I would strongly advise against following Stark and Wayne's migration methodology.

It's far better to use the approach we've done with pg2mysql, which is to use the existing code to migrate the empty databases in MySQL; for CC this means running a rake db:migrate with a custom config pointing at MySQL and for UAA it means spinning up a duplicate UAA instance in the environment, also pointing at MySQL. Both databases end up with their final schemas, and then pg2mysql is used just to copy the data from PG to MySQL with the native Golang drivers.

jriguera commented 7 years ago

I completely agree with you @krishicks about using pg2mysql, I've just point to the link because it seems it is possible (ofc not trivial).

wbean1 commented 7 years ago

Chiming in to say we also use the Postgres & WebDAV in cf-release in our cloudfoundry, as some control-plane outage during deployments is acceptable to us. We do not use the HAProxy jobs as we have other means for loadbalancing the routers. We deploy to openstack IaaS.

+1 for some migration thought/process-verbiage for those of us using cf-release postgres db & webdav blobstore jobs.

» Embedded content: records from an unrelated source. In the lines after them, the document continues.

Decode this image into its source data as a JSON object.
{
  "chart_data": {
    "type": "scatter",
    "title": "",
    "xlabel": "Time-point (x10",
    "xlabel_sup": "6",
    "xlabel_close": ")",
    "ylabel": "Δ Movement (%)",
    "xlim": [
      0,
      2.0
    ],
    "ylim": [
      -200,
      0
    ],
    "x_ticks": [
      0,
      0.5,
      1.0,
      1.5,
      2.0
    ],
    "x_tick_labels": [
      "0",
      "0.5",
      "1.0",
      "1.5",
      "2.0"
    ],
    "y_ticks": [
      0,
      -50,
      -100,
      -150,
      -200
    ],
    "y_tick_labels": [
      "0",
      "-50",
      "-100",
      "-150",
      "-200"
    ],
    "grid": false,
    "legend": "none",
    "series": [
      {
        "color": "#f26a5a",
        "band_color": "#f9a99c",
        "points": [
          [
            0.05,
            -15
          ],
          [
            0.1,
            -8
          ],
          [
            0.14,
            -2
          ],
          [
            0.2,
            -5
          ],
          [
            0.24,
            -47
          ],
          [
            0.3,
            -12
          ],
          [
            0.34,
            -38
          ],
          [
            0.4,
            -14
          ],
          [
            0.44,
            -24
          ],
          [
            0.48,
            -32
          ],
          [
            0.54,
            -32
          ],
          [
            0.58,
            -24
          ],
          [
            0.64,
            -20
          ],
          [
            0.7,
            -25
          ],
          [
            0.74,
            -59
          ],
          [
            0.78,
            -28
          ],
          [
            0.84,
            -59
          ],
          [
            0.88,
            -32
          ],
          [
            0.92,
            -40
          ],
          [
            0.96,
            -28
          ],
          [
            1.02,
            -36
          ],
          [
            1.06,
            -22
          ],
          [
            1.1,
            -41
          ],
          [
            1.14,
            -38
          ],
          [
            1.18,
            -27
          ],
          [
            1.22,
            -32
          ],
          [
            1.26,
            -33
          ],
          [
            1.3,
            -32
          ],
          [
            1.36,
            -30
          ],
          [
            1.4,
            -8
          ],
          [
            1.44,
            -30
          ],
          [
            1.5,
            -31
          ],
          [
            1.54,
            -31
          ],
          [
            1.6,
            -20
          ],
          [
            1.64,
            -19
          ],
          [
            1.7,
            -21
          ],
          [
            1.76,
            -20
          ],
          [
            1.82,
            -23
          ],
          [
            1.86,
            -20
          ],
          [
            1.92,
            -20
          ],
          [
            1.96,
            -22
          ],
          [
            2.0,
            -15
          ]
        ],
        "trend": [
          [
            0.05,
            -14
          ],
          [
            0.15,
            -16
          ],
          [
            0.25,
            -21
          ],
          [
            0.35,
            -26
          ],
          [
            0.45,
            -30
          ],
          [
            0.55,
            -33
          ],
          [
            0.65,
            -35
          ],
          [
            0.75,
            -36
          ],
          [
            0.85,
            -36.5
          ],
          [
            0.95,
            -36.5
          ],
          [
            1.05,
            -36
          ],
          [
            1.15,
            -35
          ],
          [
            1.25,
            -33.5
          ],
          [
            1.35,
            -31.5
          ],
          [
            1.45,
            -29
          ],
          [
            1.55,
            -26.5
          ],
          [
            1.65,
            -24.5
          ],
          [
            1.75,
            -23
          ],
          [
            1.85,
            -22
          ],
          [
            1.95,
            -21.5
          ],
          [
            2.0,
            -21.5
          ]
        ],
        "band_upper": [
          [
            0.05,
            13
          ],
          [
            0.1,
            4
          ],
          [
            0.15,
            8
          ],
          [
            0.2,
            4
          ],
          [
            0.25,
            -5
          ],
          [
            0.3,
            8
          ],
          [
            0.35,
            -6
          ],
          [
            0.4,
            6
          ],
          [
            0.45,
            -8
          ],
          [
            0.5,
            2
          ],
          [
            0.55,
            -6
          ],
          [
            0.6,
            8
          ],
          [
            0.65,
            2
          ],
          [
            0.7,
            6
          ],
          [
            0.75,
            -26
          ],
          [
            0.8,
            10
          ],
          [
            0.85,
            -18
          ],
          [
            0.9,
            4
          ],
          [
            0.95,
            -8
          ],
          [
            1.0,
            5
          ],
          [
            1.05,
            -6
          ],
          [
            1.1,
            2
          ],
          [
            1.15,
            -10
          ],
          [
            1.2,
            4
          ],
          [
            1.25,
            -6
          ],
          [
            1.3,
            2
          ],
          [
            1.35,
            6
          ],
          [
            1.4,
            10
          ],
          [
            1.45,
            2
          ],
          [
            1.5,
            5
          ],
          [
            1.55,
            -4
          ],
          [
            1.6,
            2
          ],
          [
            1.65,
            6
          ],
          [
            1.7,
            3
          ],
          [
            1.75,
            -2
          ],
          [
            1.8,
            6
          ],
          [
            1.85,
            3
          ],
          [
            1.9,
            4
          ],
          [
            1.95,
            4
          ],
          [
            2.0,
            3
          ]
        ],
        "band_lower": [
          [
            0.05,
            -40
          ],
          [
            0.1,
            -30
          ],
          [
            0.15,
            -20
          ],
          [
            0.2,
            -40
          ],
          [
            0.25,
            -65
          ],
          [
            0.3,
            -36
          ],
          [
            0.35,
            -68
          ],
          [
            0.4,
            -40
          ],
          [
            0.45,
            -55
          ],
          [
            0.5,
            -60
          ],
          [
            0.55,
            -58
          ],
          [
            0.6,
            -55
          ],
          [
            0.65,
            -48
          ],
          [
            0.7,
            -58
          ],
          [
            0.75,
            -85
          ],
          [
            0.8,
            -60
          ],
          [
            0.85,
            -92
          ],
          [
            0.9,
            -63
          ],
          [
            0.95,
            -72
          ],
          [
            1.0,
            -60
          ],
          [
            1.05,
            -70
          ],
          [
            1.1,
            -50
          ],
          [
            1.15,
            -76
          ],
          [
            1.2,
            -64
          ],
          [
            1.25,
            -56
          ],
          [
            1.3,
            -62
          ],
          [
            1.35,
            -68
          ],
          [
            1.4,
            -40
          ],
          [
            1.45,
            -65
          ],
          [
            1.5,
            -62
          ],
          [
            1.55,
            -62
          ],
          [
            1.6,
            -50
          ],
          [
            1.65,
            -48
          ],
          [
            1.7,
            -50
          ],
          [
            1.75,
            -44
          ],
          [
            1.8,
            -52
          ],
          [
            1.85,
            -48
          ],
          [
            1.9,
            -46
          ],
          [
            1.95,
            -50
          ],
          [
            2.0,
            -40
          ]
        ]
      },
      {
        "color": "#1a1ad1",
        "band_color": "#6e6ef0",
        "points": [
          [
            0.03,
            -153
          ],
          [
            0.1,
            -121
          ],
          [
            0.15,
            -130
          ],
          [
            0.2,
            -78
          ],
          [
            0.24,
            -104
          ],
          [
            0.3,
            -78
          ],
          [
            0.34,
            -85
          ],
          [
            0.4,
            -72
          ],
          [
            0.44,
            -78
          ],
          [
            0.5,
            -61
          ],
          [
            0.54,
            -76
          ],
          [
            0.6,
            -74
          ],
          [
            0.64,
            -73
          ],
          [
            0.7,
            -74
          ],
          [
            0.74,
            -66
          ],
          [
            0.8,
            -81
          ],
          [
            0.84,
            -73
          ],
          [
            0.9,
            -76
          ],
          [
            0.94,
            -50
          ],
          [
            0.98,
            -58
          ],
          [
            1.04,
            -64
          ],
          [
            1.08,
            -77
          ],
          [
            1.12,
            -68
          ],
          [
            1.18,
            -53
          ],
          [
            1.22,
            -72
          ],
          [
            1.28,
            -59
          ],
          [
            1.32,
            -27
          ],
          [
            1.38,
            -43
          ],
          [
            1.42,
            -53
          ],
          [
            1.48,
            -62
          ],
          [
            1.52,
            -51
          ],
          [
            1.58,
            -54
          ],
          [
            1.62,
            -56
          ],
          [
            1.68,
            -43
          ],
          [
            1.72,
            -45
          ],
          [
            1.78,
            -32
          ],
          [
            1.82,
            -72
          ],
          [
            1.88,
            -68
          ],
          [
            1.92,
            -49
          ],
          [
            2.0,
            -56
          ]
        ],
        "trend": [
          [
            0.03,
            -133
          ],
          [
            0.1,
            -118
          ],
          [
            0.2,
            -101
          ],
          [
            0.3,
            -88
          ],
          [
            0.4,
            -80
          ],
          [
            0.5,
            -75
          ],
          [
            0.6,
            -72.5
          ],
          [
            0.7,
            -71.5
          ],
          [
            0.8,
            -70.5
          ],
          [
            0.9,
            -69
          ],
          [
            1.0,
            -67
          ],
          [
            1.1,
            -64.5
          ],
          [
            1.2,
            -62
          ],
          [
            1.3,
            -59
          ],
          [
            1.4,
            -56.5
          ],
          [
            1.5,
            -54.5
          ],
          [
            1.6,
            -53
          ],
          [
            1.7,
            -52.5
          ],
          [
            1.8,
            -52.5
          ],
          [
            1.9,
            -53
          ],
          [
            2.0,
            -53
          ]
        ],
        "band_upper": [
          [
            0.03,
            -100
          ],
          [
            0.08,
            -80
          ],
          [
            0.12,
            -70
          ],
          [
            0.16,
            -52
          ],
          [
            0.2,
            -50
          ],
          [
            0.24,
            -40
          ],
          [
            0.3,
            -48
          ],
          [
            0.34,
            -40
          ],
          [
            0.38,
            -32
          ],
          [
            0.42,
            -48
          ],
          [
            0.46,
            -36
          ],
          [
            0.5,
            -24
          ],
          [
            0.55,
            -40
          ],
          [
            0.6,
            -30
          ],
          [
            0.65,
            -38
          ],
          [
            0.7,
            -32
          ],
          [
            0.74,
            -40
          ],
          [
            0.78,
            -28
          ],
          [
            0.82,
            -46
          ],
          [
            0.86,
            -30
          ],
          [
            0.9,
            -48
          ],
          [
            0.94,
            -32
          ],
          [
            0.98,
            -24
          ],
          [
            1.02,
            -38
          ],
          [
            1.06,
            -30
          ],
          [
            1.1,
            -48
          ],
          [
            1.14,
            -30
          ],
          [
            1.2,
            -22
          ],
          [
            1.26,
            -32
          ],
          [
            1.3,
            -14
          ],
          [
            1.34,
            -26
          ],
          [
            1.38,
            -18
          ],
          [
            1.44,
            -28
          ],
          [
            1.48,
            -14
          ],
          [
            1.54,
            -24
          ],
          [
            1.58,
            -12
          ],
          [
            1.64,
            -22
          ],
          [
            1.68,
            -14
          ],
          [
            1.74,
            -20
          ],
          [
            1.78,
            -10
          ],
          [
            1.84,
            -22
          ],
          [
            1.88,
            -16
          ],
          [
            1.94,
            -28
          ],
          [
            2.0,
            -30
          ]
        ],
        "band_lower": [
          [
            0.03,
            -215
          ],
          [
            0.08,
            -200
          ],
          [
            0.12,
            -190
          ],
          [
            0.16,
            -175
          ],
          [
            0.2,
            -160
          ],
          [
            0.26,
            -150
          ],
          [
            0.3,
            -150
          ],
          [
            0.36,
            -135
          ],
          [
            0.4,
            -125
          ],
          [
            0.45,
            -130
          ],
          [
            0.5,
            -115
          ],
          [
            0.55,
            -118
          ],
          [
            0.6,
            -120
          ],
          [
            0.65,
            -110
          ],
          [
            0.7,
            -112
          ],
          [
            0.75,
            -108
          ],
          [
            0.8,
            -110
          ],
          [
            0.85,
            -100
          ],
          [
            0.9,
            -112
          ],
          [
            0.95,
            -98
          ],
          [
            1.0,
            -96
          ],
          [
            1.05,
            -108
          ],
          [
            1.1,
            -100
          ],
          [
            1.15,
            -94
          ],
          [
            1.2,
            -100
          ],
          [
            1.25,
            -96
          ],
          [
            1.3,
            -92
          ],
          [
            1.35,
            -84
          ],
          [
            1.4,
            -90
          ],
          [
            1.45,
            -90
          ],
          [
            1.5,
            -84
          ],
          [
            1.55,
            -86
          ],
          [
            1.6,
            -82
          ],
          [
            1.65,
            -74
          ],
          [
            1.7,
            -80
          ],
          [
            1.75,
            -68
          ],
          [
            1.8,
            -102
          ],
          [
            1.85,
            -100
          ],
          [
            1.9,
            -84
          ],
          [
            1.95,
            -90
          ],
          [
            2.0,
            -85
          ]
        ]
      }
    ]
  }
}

dsabeti commented 7 years ago

Thanks for chiming in @wbean1. I've written a small epic to cover what are think are the main needs for operators on vSphere and Openstack: https://www.pivotaltracker.com/story/show/150906529

Let me know if that epic is missing anything you'd need.

dsabeti commented 6 years ago

Hi all. It's been some time since we passed the milestone I mentioned earlier. The migration for cf-release to cf-deployment on vSphere environments is functional and supported. I'm going to close this issue, but feel free to re-open if you're finding any other issues with this process.